Inácio teria gostado de saber que tenho amigos, ele sempre quis que eu me enturmasse e fosse como ele, rodeado de pessoas que o admiravam e o queriam bem, só que sempre fui mais na minha, não me era ruim estar contemplando a solitude. Mas o meu pai insistia que eu não ficasse "sozinha", me forçando a fazer amizade com os filhos dos seus amigos e eu como uma boa criança me trancava no quarto. E ele odiava essa minha atitude, não brigava, mas pedia que fosse mais sociável e que tentasse olhar pela ótica dele. Me tornei amiga de Celine quando mais nova, só para ter alguém para convidar para o meu aniversário e ver meu pai feliz por ver a filha ter outro alguém especial que não fosse ele.

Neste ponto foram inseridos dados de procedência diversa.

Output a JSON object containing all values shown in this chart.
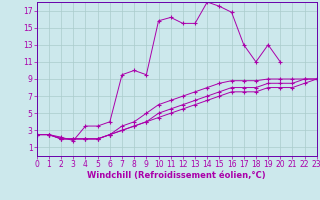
{
  "xlabel": "Windchill (Refroidissement éolien,°C)",
  "background_color": "#cce8ec",
  "grid_color": "#aacccc",
  "line_color": "#aa00aa",
  "spine_color": "#6600aa",
  "xlim": [
    0,
    23
  ],
  "ylim": [
    0,
    18
  ],
  "xticks": [
    0,
    1,
    2,
    3,
    4,
    5,
    6,
    7,
    8,
    9,
    10,
    11,
    12,
    13,
    14,
    15,
    16,
    17,
    18,
    19,
    20,
    21,
    22,
    23
  ],
  "yticks": [
    1,
    3,
    5,
    7,
    9,
    11,
    13,
    15,
    17
  ],
  "series1_x": [
    0,
    1,
    2,
    3,
    4,
    5,
    6,
    7,
    8,
    9,
    10,
    11,
    12,
    13,
    14,
    15,
    16,
    17,
    18,
    19,
    20
  ],
  "series1_y": [
    2.5,
    2.5,
    2.2,
    1.8,
    3.5,
    3.5,
    4.0,
    9.5,
    10.0,
    9.5,
    15.8,
    16.2,
    15.5,
    15.5,
    18.0,
    17.5,
    16.8,
    13.0,
    11.0,
    13.0,
    11.0
  ],
  "series2_x": [
    0,
    1,
    2,
    3,
    4,
    5,
    6,
    7,
    8,
    9,
    10,
    11,
    12,
    13,
    14,
    15,
    16,
    17,
    18,
    19,
    20,
    21,
    22,
    23
  ],
  "series2_y": [
    2.5,
    2.5,
    2.0,
    2.0,
    2.0,
    2.0,
    2.5,
    3.5,
    4.0,
    5.0,
    6.0,
    6.5,
    7.0,
    7.5,
    8.0,
    8.5,
    8.8,
    8.8,
    8.8,
    9.0,
    9.0,
    9.0,
    9.0,
    9.0
  ],
  "series3_x": [
    0,
    1,
    2,
    3,
    4,
    5,
    6,
    7,
    8,
    9,
    10,
    11,
    12,
    13,
    14,
    15,
    16,
    17,
    18,
    19,
    20,
    21,
    22,
    23
  ],
  "series3_y": [
    2.5,
    2.5,
    2.0,
    2.0,
    2.0,
    2.0,
    2.5,
    3.0,
    3.5,
    4.0,
    4.5,
    5.0,
    5.5,
    6.0,
    6.5,
    7.0,
    7.5,
    7.5,
    7.5,
    8.0,
    8.0,
    8.0,
    8.5,
    9.0
  ],
  "series4_x": [
    0,
    1,
    2,
    3,
    4,
    5,
    6,
    7,
    8,
    9,
    10,
    11,
    12,
    13,
    14,
    15,
    16,
    17,
    18,
    19,
    20,
    21,
    22,
    23
  ],
  "series4_y": [
    2.5,
    2.5,
    2.0,
    2.0,
    2.0,
    2.0,
    2.5,
    3.0,
    3.5,
    4.0,
    5.0,
    5.5,
    6.0,
    6.5,
    7.0,
    7.5,
    8.0,
    8.0,
    8.0,
    8.5,
    8.5,
    8.5,
    9.0,
    9.0
  ],
  "tick_fontsize": 5.5,
  "xlabel_fontsize": 6.0
}
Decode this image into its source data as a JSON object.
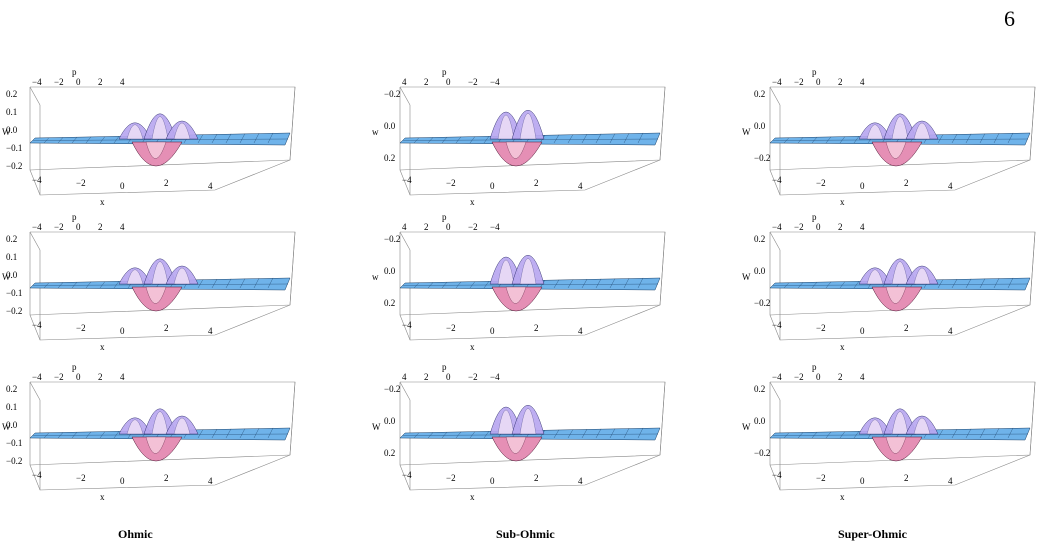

-Ei, você! Quer ir na minha festa? - Recordo de perguntar isso para ela que estava sentada perto do parquinho, de calça branca e blusa de frio laranja.

-Vai ter bolo? - Nenhuma de nós sabia sequer o nome uma da outra, mas aquela parecia ser a única objeção dela.

-Vai, o meu pai cozinha. - Na época eu usava uma sandália menor que meu pé que deixava meus dedos quase que arrastando no chão e um vestido estranho que Francis havia me dado de presente.

-Tá, vou falar com os meus avós. - E foi assim que ela marcou presença na minha festa, comeu o bolo quase todo, dormiu na minha casa e virou minha melhor amiga, sem saber o meu nome.

Inácio ficou contente com a nova amizade e se calou diante da decisão que tomei no passado de ir embora sem comunicar Celine, ele gostava da companhia dela, sabia que eu a via muito mais que uma simples amiga e que ir sem dizer "adeus" me destruiu. Meu pai era tão incrível que mesmo sabendo de tudo bem antes de mim, nunca invadiu meu espaço ou me arrancou do armário, só se mostrou todas as vezes aberto a tudo e qualquer assunto que eu pudesse precisar dele. Foi tão bom contar para o meu pai que eu era lésbica que se ele estivesse aqui, eu diria sem medo que, na verdade, recentemente me descubri bissexual, sem hesitações.

-Os papéis, posso jogá-los no lixo? - Pandora perguntou com um saco azulado na mão.

-Não! - Respondi de imediato. -São as receitas dele, não joga fora!

Ela assentiu com a cabeça e juntou todas as folhas, organizando-as e as deixando em cima da cama para que ela e Pierre pudessem descer a escrivaninha. Fiquei sozinha no quarto terminando de esvaziar o guarda-roupa e levando as coisas que iríamos vender para a máquina de lavar que rodava sem parar e fazia um barulho bizarro que acabou acordando Inácio. Eu acabei encontrando em meio dos livros de receita da estante uma breve carta do meu pai escrita para mim no meu primeiro dia de aula, talvez eu tenha puxado isso dele.